There was a different kind of passion and drama in The Single Wives SA, which took us on a romantic journey between September and November. Meanwhile, VIA (DStv 147) dialled up the romance and the science with the reality show, Die Liefde-eksperiment, in October.

And Phat Joe and Somizi both overcame social distancing to bring celebs into their kitchens for a good natter. They really dished up the inside kiki and controversy with Cheeky Palate’s launch on 1Magic (DStv 103) in October and Dinner At Somizi’s on Mzansi Magic (DStv 161) in July.

And to sweeten November, entries opened for the first-ever South African version of the hit sexy singles dating show Love Island.

The lights are back on, the sports roster is packed and teams around the world are now playing games in front of virtual audiences. But this has been the toughest year for sports, for both fans and players. There was one bright spot in the darkness though, thanks to SuperSport’s shift to opening up its roster of sports documentaries. The extraordinary Chasing The Sun gripped everyone from devout rugby devotees to people who don’t even know if you need a stick to hit a rugby ball, by the heart.

It was a perfectly timed celebration of what we can do with unity and a winning spirit. And in no year have we ever needed that message as much as in 2020.

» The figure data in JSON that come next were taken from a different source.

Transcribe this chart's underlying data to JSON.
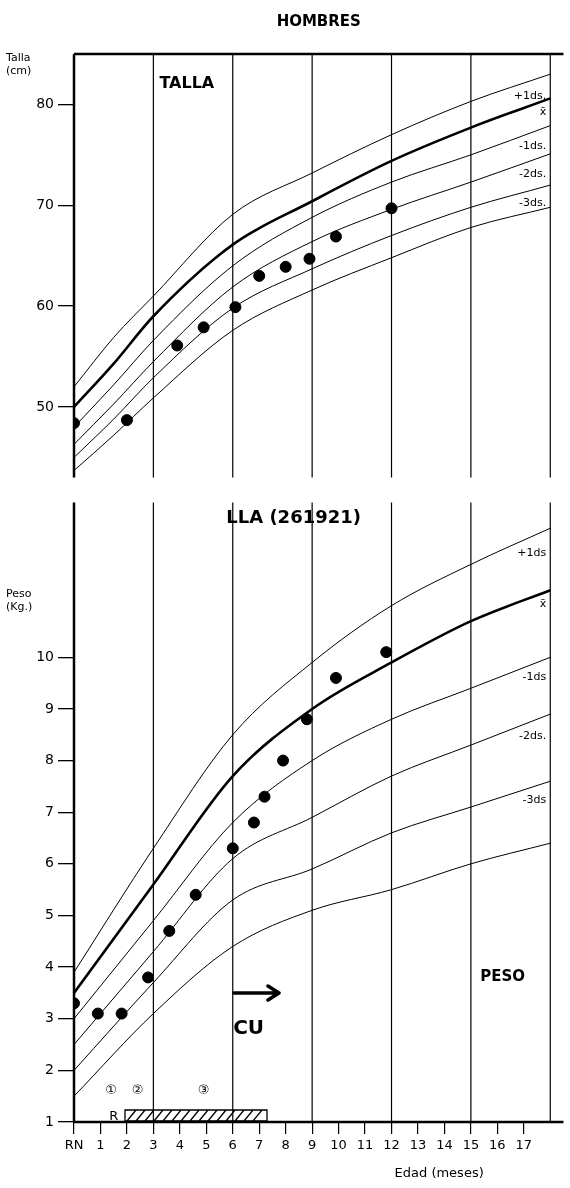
{
  "chart_data": [
    {
      "type": "line",
      "title": "HOMBRES",
      "subtitle": "TALLA",
      "ylabel": "Talla (cm)",
      "xlim": [
        0,
        18.5
      ],
      "ylim": [
        43,
        85
      ],
      "yticks": [
        50,
        60,
        70,
        80
      ],
      "tick_labels": "y",
      "grid": false,
      "legend": false,
      "ref_lines": [
        {
          "axis": "x",
          "value": 3
        },
        {
          "axis": "x",
          "value": 6
        },
        {
          "axis": "x",
          "value": 9
        },
        {
          "axis": "x",
          "value": 12
        },
        {
          "axis": "x",
          "value": 15
        },
        {
          "axis": "x",
          "value": 18
        }
      ],
      "series": [
        {
          "name": "+1ds.",
          "type": "line",
          "color": "#000000",
          "x": [
            0,
            1.5,
            3,
            6,
            9,
            12,
            15,
            18
          ],
          "values": [
            52,
            56.9,
            61.0,
            69.1,
            73.2,
            77.0,
            80.3,
            83.0
          ]
        },
        {
          "name": "x̄",
          "type": "line",
          "color": "#000000",
          "x": [
            0,
            1.5,
            3,
            6,
            9,
            12,
            15,
            18
          ],
          "values": [
            50,
            54.3,
            59.0,
            66.1,
            70.4,
            74.4,
            77.7,
            80.6
          ]
        },
        {
          "name": "-1ds.",
          "type": "line",
          "color": "#000000",
          "x": [
            0,
            1.5,
            3,
            6,
            9,
            12,
            15,
            18
          ],
          "values": [
            48,
            52.2,
            56.6,
            64.0,
            68.8,
            72.3,
            75.0,
            77.9
          ]
        },
        {
          "name": "-2ds.",
          "type": "line",
          "color": "#000000",
          "x": [
            0,
            1.5,
            3,
            6,
            9,
            12,
            15,
            18
          ],
          "values": [
            46.3,
            50.3,
            54.5,
            61.9,
            66.4,
            69.6,
            72.3,
            75.1
          ]
        },
        {
          "name": "-3ds.",
          "type": "line",
          "color": "#000000",
          "x": [
            0,
            1.5,
            3,
            6,
            9,
            12,
            15,
            18
          ],
          "values": [
            45,
            48.8,
            52.9,
            59.8,
            63.7,
            67.0,
            69.8,
            72.0
          ]
        },
        {
          "type": "line",
          "color": "#000000",
          "x": [
            0,
            1.5,
            3,
            6,
            9,
            12,
            15,
            18
          ],
          "values": [
            43.7,
            47.2,
            50.9,
            57.6,
            61.6,
            64.8,
            67.8,
            69.8
          ]
        },
        {
          "type": "scatter",
          "color": "#000000",
          "marker": "circle",
          "x": [
            0,
            2,
            3.9,
            4.9,
            6.1,
            7,
            8,
            8.9,
            9.9,
            12
          ],
          "values": [
            48.4,
            48.7,
            56.1,
            57.9,
            59.9,
            63.0,
            63.9,
            64.7,
            66.9,
            69.7
          ]
        }
      ]
    },
    {
      "type": "line",
      "title": "PESO",
      "subtitle": "LLA (261921)",
      "xlabel": "Edad (meses)",
      "ylabel": "Peso (Kg.)",
      "xlim": [
        0,
        18.5
      ],
      "ylim": [
        1,
        13
      ],
      "yticks": [
        1,
        2,
        3,
        4,
        5,
        6,
        7,
        8,
        9,
        10
      ],
      "xticks": [
        {
          "value": 0,
          "label": "RN"
        },
        1,
        2,
        3,
        4,
        5,
        6,
        7,
        8,
        9,
        10,
        11,
        12,
        13,
        14,
        15,
        16,
        17
      ],
      "grid": false,
      "legend": false,
      "ref_lines": [
        {
          "axis": "x",
          "value": 3
        },
        {
          "axis": "x",
          "value": 6
        },
        {
          "axis": "x",
          "value": 9
        },
        {
          "axis": "x",
          "value": 12
        },
        {
          "axis": "x",
          "value": 15
        },
        {
          "axis": "x",
          "value": 18
        }
      ],
      "annotations": [
        "①",
        "②",
        "③",
        "R",
        "CU"
      ],
      "series": [
        {
          "name": "+1ds",
          "type": "line",
          "color": "#000000",
          "x": [
            0,
            3,
            6,
            9,
            12,
            15,
            18
          ],
          "values": [
            3.9,
            6.3,
            8.5,
            9.9,
            11.0,
            11.8,
            12.5
          ]
        },
        {
          "name": "x̄",
          "type": "line",
          "color": "#000000",
          "x": [
            0,
            3,
            6,
            9,
            12,
            15,
            18
          ],
          "values": [
            3.5,
            5.6,
            7.7,
            9.0,
            9.9,
            10.7,
            11.3
          ]
        },
        {
          "name": "-1ds",
          "type": "line",
          "color": "#000000",
          "x": [
            0,
            3,
            6,
            9,
            12,
            15,
            18
          ],
          "values": [
            3.0,
            4.9,
            6.8,
            8.0,
            8.8,
            9.4,
            10.0
          ]
        },
        {
          "name": "-2ds.",
          "type": "line",
          "color": "#000000",
          "x": [
            0,
            3,
            6,
            9,
            12,
            15,
            18
          ],
          "values": [
            2.5,
            4.3,
            6.1,
            6.9,
            7.7,
            8.3,
            8.9
          ]
        },
        {
          "name": "-3ds",
          "type": "line",
          "color": "#000000",
          "x": [
            0,
            3,
            6,
            9,
            12,
            15,
            18
          ],
          "values": [
            2.0,
            3.7,
            5.3,
            5.9,
            6.6,
            7.1,
            7.6
          ]
        },
        {
          "type": "line",
          "color": "#000000",
          "x": [
            0,
            3,
            6,
            9,
            12,
            15,
            18
          ],
          "values": [
            1.5,
            3.1,
            4.4,
            5.1,
            5.5,
            6.0,
            6.4
          ]
        },
        {
          "type": "scatter",
          "color": "#000000",
          "marker": "circle",
          "x": [
            0,
            0.9,
            1.8,
            2.8,
            3.6,
            4.6,
            6,
            6.8,
            7.2,
            7.9,
            8.8,
            9.9,
            11.8
          ],
          "values": [
            3.3,
            3.1,
            3.1,
            3.8,
            4.7,
            5.4,
            6.3,
            6.8,
            7.3,
            8.0,
            8.8,
            9.6,
            10.1
          ]
        }
      ]
    }
  ]
}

This is just the tip of the iceberg of what we managed to accomplish in South Africa. Around the globe, production houses got creative to bring us so much brilliant TV that if you hadn’t kept up with the news, you’d have no idea that the world had ground to a halt. It was a year of big stars and big themes. We had the spy obsessions of Sandra Oh’s Killing Eve on FOX (DStv 125); the brilliantly acted Reese Witherspoon and Kerry Washington drama Little Fires Everywhere on M-Net (DStv 101); and the takedown of the capitalist nightmare in Kirsten Dunst’s On Becoming A God In Central Florida. Then there was the extraordinary imagination and examination of racism in the US in Jordan Peele’s Lovecraft Country on 1Magic (DStv 103), which paired beautifully with Samuel L. Jackson’s documentary series Enslaved on 1Magic, and the genius of Michaela Coel’s I May Destroy You, also on 1Magic, all of which brought fresh voices and fascinating perspectives on black lives at a time when protests around the world were clamouring for equality and representation.

2020 tried its best to plunge us into darkness, but as we mourn the losses, we also celebrate the triumphs of art, dedication and creativity on TV that kept us entertained, informed, educated and clinging to hope and wonder.